A synopsis of the outgoing speech by CEMA President Ben Viccari at the annual awards gala of the Canadian Ethnic Media Association on June 27, 2008. The day was also Multiculturalism Day in Canada and CEMA’s 30th birthday. Ben, a long-time journalist, commentator and communications specialist, who turns 90 on July 2, 2008, a.k.a. Senor Multiculturalism, is well-known as one of the most fervent backers of Canada showing the world how different cultures can live harmoniously. He recently produced a documentary on the subject called The ‘M’ Word.
It gives me enormous pride and pleasure to introduce our 30th Anniversary Gala on Multiculturalism Day 2008.
I must first inform you of a last minute change in our program. The Honourable Jason Kenney, Minister of State for Multiculturalism, who was to have brought greetings from Prime Minister Harper, cannot be with us until later this evening.
We wish to welcome Ontario Minister of Citizenshiup and Immigration Michael Chan, federal memnber of Parliament for Willowdale, Ms. Martha Hall Findlay and Mr. John Tory, leader of the Progressive Conservative Party of Ontario. Other distinguished guests include our presenters and of course, our award winners who will be more suitably introduced later. I thank you for this final opportunity to address you as president.
There are literally hundreds of people to thank for this special CEMA event: Rogers for the use of these great premises, Rogers OMNI Television for taping this whole presentation so it can be seen by hundreds of thousands of others: and so on. First showings are : OMNI 1 Sunday July 20th from 9–11 p.m and OMNI 2 Friday July 25 from 10 p.m. to midnight.
In the interest of time, I must confine further thanks to but one person: the father of us all: editor/publisher Sierhey Khmara Ziniak whose courage led to the founding of this inclusive organization. Knowing the penalties for his views and the right to publish he had suffered imprisonment before coming to Canada. Small wonder he grew impatient about the existing ethnic media association which included only publishers of print media.
Hence CEMA and we thank him for the ability to arrive at this celebration 30 years later.
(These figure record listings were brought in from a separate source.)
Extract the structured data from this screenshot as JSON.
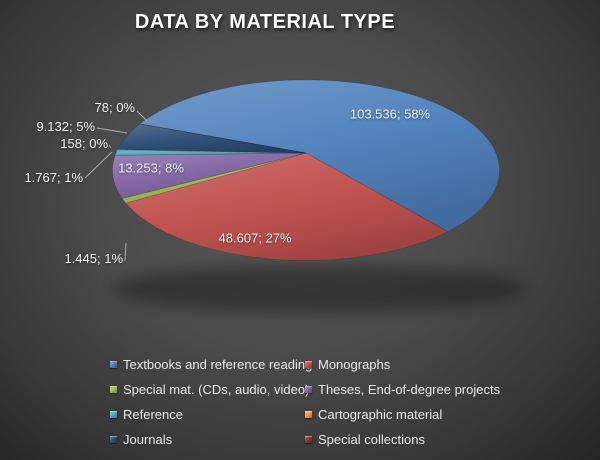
{
  "chart_data": {
    "type": "pie",
    "title": "DATA BY MATERIAL TYPE",
    "style": "3d-perspective",
    "legend_position": "bottom",
    "rotation_deg": 291,
    "labels": [
      "Textbooks and reference reading",
      "Monographs",
      "Special mat. (CDs, audio, video)",
      "Theses, End-of-degree projects",
      "Reference",
      "Cartographic material",
      "Journals",
      "Special collections"
    ],
    "values": [
      103536,
      48607,
      1445,
      13253,
      1767,
      158,
      9132,
      78
    ],
    "percent_labels": [
      "58%",
      "27%",
      "1%",
      "8%",
      "1%",
      "0%",
      "5%",
      "0%"
    ],
    "data_labels": [
      "103.536; 58%",
      "48.607; 27%",
      "1.445; 1%",
      "13.253; 8%",
      "1.767; 1%",
      "158; 0%",
      "9.132; 5%",
      "78; 0%"
    ],
    "colors": [
      "#4F81BD",
      "#C0504D",
      "#9BBB59",
      "#8064A2",
      "#4BACC6",
      "#F79646",
      "#2C4D75",
      "#8B3231"
    ]
  }
}
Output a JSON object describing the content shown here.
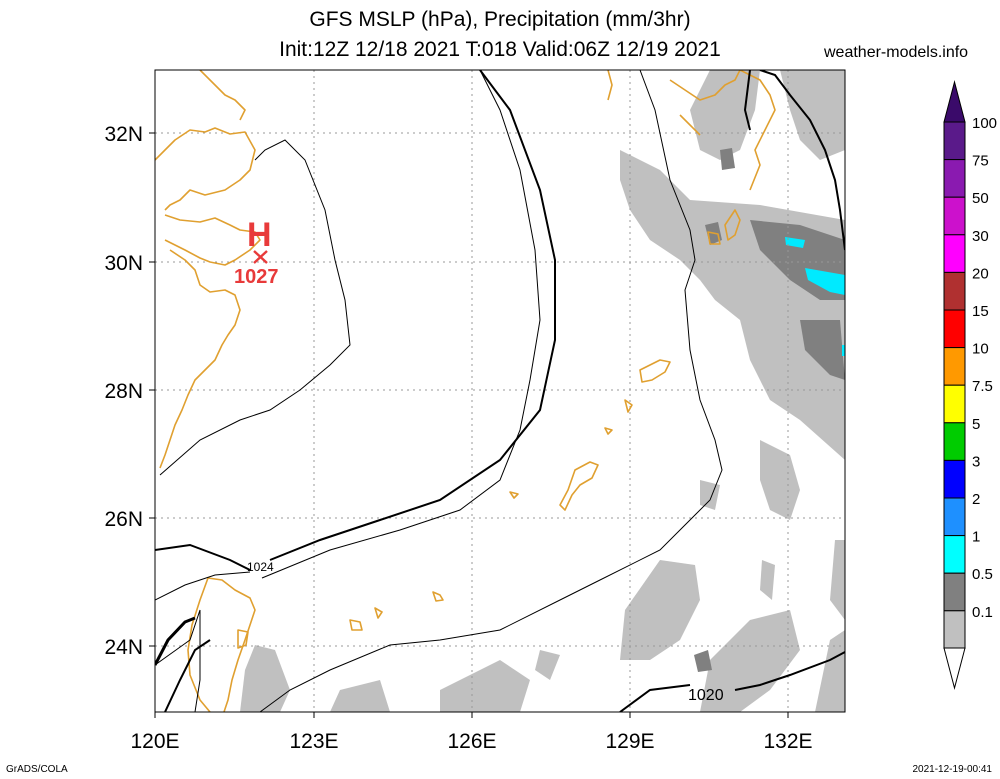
{
  "header": {
    "title_line1": "GFS MSLP (hPa), Precipitation (mm/3hr)",
    "title_line2": "Init:12Z 12/18 2021 T:018 Valid:06Z 12/19 2021",
    "site": "weather-models.info"
  },
  "map": {
    "lon_labels": [
      "120E",
      "123E",
      "126E",
      "129E",
      "132E"
    ],
    "lat_labels": [
      "32N",
      "30N",
      "28N",
      "26N",
      "24N"
    ],
    "high": {
      "symbol": "H",
      "value": "1027"
    },
    "isobar_labels": [
      "1024",
      "1020"
    ],
    "colors": {
      "coast": "#e0a030",
      "high": "#e83a3a",
      "precip_light": "#c0c0c0",
      "precip_mid": "#808080",
      "precip_cyan": "#00eaff"
    }
  },
  "legend": {
    "labels": [
      "100",
      "75",
      "50",
      "30",
      "20",
      "15",
      "10",
      "7.5",
      "5",
      "3",
      "2",
      "1",
      "0.5",
      "0.1"
    ],
    "colors": [
      "#5a1a8a",
      "#8a1ab0",
      "#cc11cc",
      "#ff00ff",
      "#b03030",
      "#ff0000",
      "#ff9900",
      "#ffff00",
      "#00cc00",
      "#0000ff",
      "#1e90ff",
      "#00ffff",
      "#808080",
      "#c0c0c0"
    ]
  },
  "footer": {
    "left": "GrADS/COLA",
    "right": "2021-12-19-00:41"
  }
}
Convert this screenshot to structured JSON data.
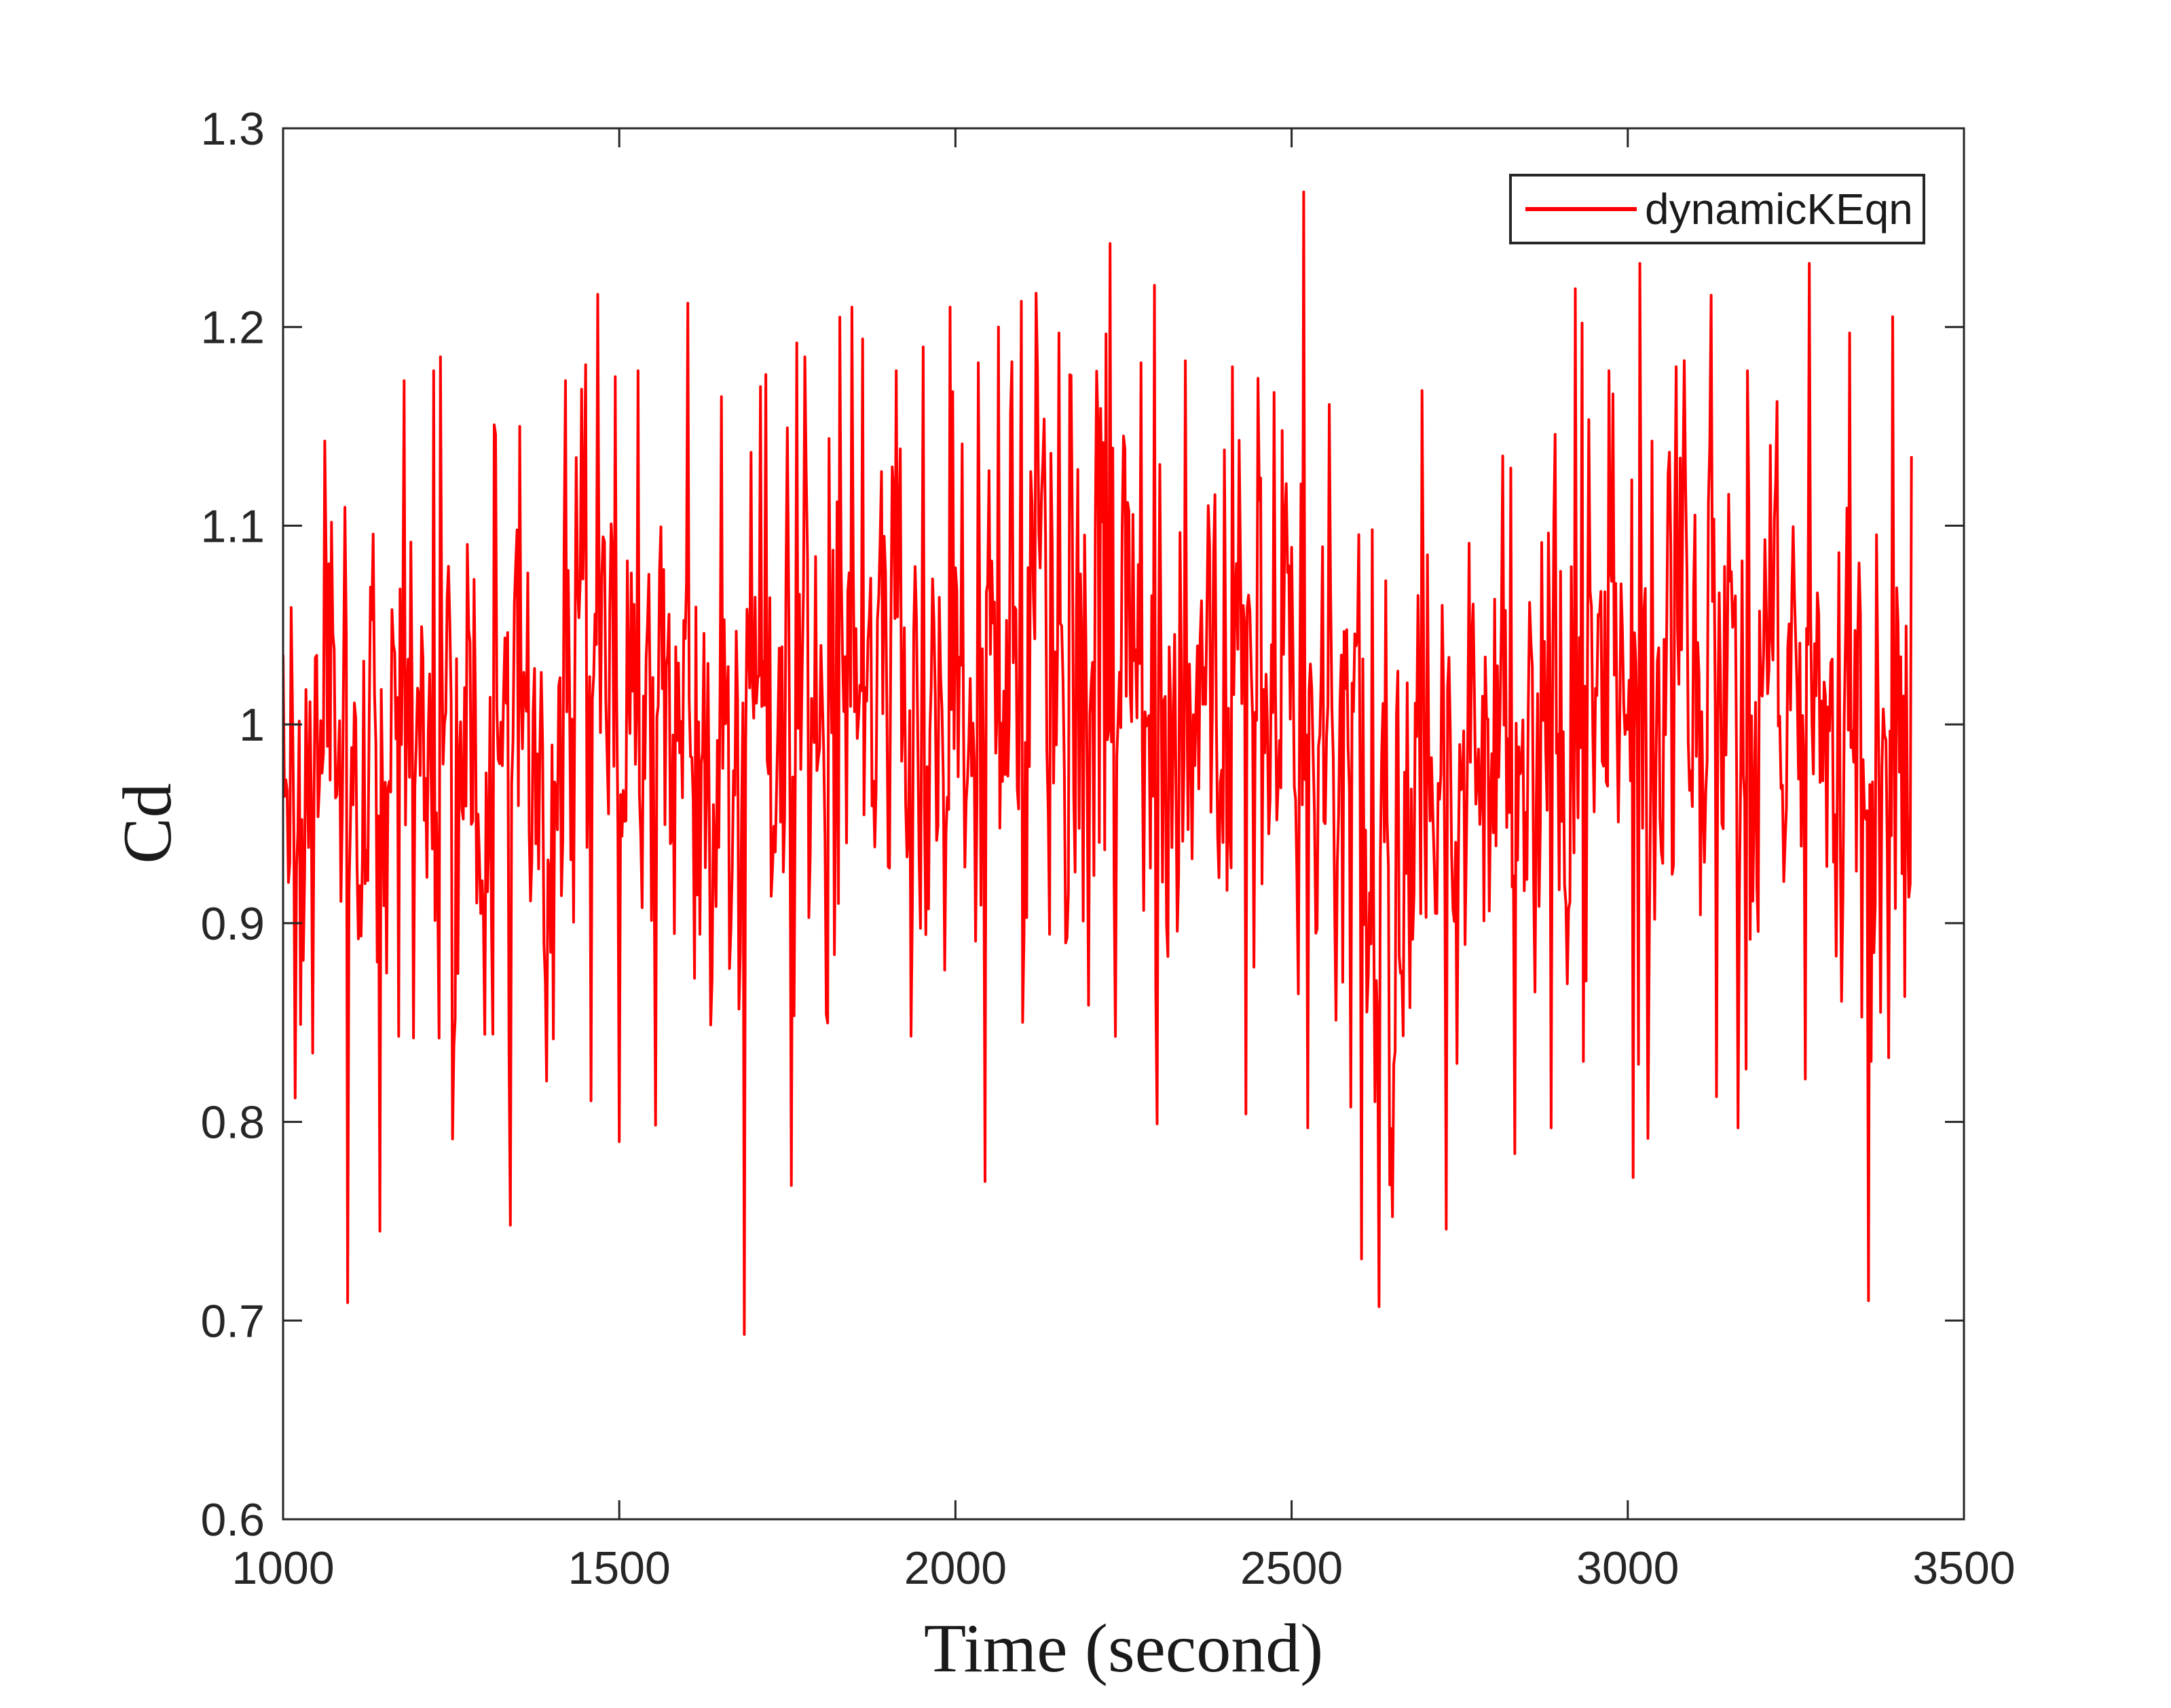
{
  "chart_data": {
    "type": "line",
    "title": "",
    "xlabel": "Time (second)",
    "ylabel": "Cd",
    "xlim": [
      1000,
      3500
    ],
    "ylim": [
      0.6,
      1.3
    ],
    "xticks": [
      1000,
      1500,
      2000,
      2500,
      3000,
      3500
    ],
    "xtick_labels": [
      "1000",
      "1500",
      "2000",
      "2500",
      "3000",
      "3500"
    ],
    "yticks": [
      0.6,
      0.7,
      0.8,
      0.9,
      1.0,
      1.1,
      1.2,
      1.3
    ],
    "ytick_labels": [
      "0.6",
      "0.7",
      "0.8",
      "0.9",
      "1",
      "1.1",
      "1.2",
      "1.3"
    ],
    "grid": false,
    "box": true,
    "tick_direction": "in",
    "axis_color": "#262626",
    "background": "#FFFFFF",
    "legend_position": "top-right",
    "series": [
      {
        "name": "dynamicKEqn",
        "color": "#FF0000",
        "x_start": 1000,
        "x_end": 3422,
        "n_points": 1212,
        "observed_min": 0.693,
        "observed_max": 1.268,
        "mean_level": 1.0,
        "noise_std": 0.068,
        "noise_ar": 0.28,
        "tail_prob": 0.03,
        "tail_mult": 1.55,
        "seed": 7,
        "baseline": [
          [
            1000,
            0.968
          ],
          [
            1120,
            0.975
          ],
          [
            1260,
            0.992
          ],
          [
            1420,
            0.992
          ],
          [
            1560,
            0.996
          ],
          [
            1700,
            1.002
          ],
          [
            1850,
            1.012
          ],
          [
            2000,
            1.022
          ],
          [
            2150,
            1.03
          ],
          [
            2300,
            1.024
          ],
          [
            2450,
            1.008
          ],
          [
            2600,
            0.966
          ],
          [
            2720,
            0.972
          ],
          [
            2840,
            0.992
          ],
          [
            2960,
            1.006
          ],
          [
            3100,
            1.012
          ],
          [
            3240,
            1.0
          ],
          [
            3360,
            0.978
          ],
          [
            3422,
            1.0
          ]
        ],
        "spikes_high": [
          [
            1000,
            1.035
          ],
          [
            1179,
            1.173
          ],
          [
            1225,
            1.178
          ],
          [
            1233,
            1.185
          ],
          [
            1316,
            1.146
          ],
          [
            1352,
            1.15
          ],
          [
            1420,
            1.173
          ],
          [
            1449,
            1.181
          ],
          [
            1493,
            1.175
          ],
          [
            1528,
            1.178
          ],
          [
            1602,
            1.212
          ],
          [
            1652,
            1.165
          ],
          [
            1710,
            1.17
          ],
          [
            1763,
            1.192
          ],
          [
            1776,
            1.185
          ],
          [
            1828,
            1.205
          ],
          [
            1846,
            1.21
          ],
          [
            1862,
            1.194
          ],
          [
            1912,
            1.178
          ],
          [
            1952,
            1.19
          ],
          [
            1992,
            1.21
          ],
          [
            2033,
            1.182
          ],
          [
            2063,
            1.2
          ],
          [
            2098,
            1.213
          ],
          [
            2119,
            1.217
          ],
          [
            2154,
            1.197
          ],
          [
            2230,
            1.242
          ],
          [
            2275,
            1.182
          ],
          [
            2295,
            1.221
          ],
          [
            2341,
            1.183
          ],
          [
            2411,
            1.18
          ],
          [
            2517,
            1.268
          ],
          [
            2556,
            1.161
          ],
          [
            2694,
            1.168
          ],
          [
            2825,
            1.129
          ],
          [
            2891,
            1.146
          ],
          [
            2931,
            1.202
          ],
          [
            2971,
            1.178
          ],
          [
            3017,
            1.232
          ],
          [
            3072,
            1.18
          ],
          [
            3123,
            1.216
          ],
          [
            3178,
            1.178
          ],
          [
            3269,
            1.232
          ],
          [
            3330,
            1.197
          ],
          [
            3421,
            1.135
          ]
        ],
        "spikes_low": [
          [
            1018,
            0.812
          ],
          [
            1095,
            0.709
          ],
          [
            1144,
            0.745
          ],
          [
            1338,
            0.748
          ],
          [
            1500,
            0.79
          ],
          [
            1685,
            0.693
          ],
          [
            1755,
            0.768
          ],
          [
            2043,
            0.77
          ],
          [
            2299,
            0.799
          ],
          [
            2432,
            0.804
          ],
          [
            2523,
            0.797
          ],
          [
            2603,
            0.731
          ],
          [
            2629,
            0.707
          ],
          [
            2730,
            0.746
          ],
          [
            2831,
            0.784
          ],
          [
            2886,
            0.797
          ],
          [
            3008,
            0.772
          ],
          [
            3164,
            0.797
          ],
          [
            3358,
            0.71
          ]
        ]
      }
    ]
  },
  "legend": {
    "entries": [
      {
        "label": "dynamicKEqn",
        "color": "#FF0000"
      }
    ]
  }
}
We are pleased too, that following his principles of independence we have reached this point without financial assistance from government at any level.
We of the ethnic media have a big task ahead of us — and I’ll tell you why. In his most recent book Queens University Professor Will Kymlicka, considered a guru of multiculturalism, writes of the possibility of its being accepted on a global basis. He admits the course is daunting especially since conflict exists in so many countries where there are but one or two bitterly opposed ethnic groups. But Kymlicka insists that we must, in the final analysis, all recognize ethnic relationships as a matter of recognizing human rights.
Here it is a different cup ot tea or jug of saki or shot of slivovitch or un fiasco di vino. We are already a multi, multi cultural nation, where many of our citizens in spite of coming from conflicted countries, have learned to live together. It is this we must build on.
Ethnic journalism has not only the task of working passionately for freedom and human rights and against censorship in any form. We have to continue to show how we, as journalists can even further promote harmony between ethnicities. We have to make our spirit shine even brighter as we help others march toward citizenship in the best country in the world. And in our so doing, Canada will shine even brighter globally as a symbol of democracy and harmony to continue to be admired by other nations.
Friends, it has been an honor to serve you and I thank you all for the privilege.
Now, all together: HAPPY 30th ANNIVERSARY CEMA!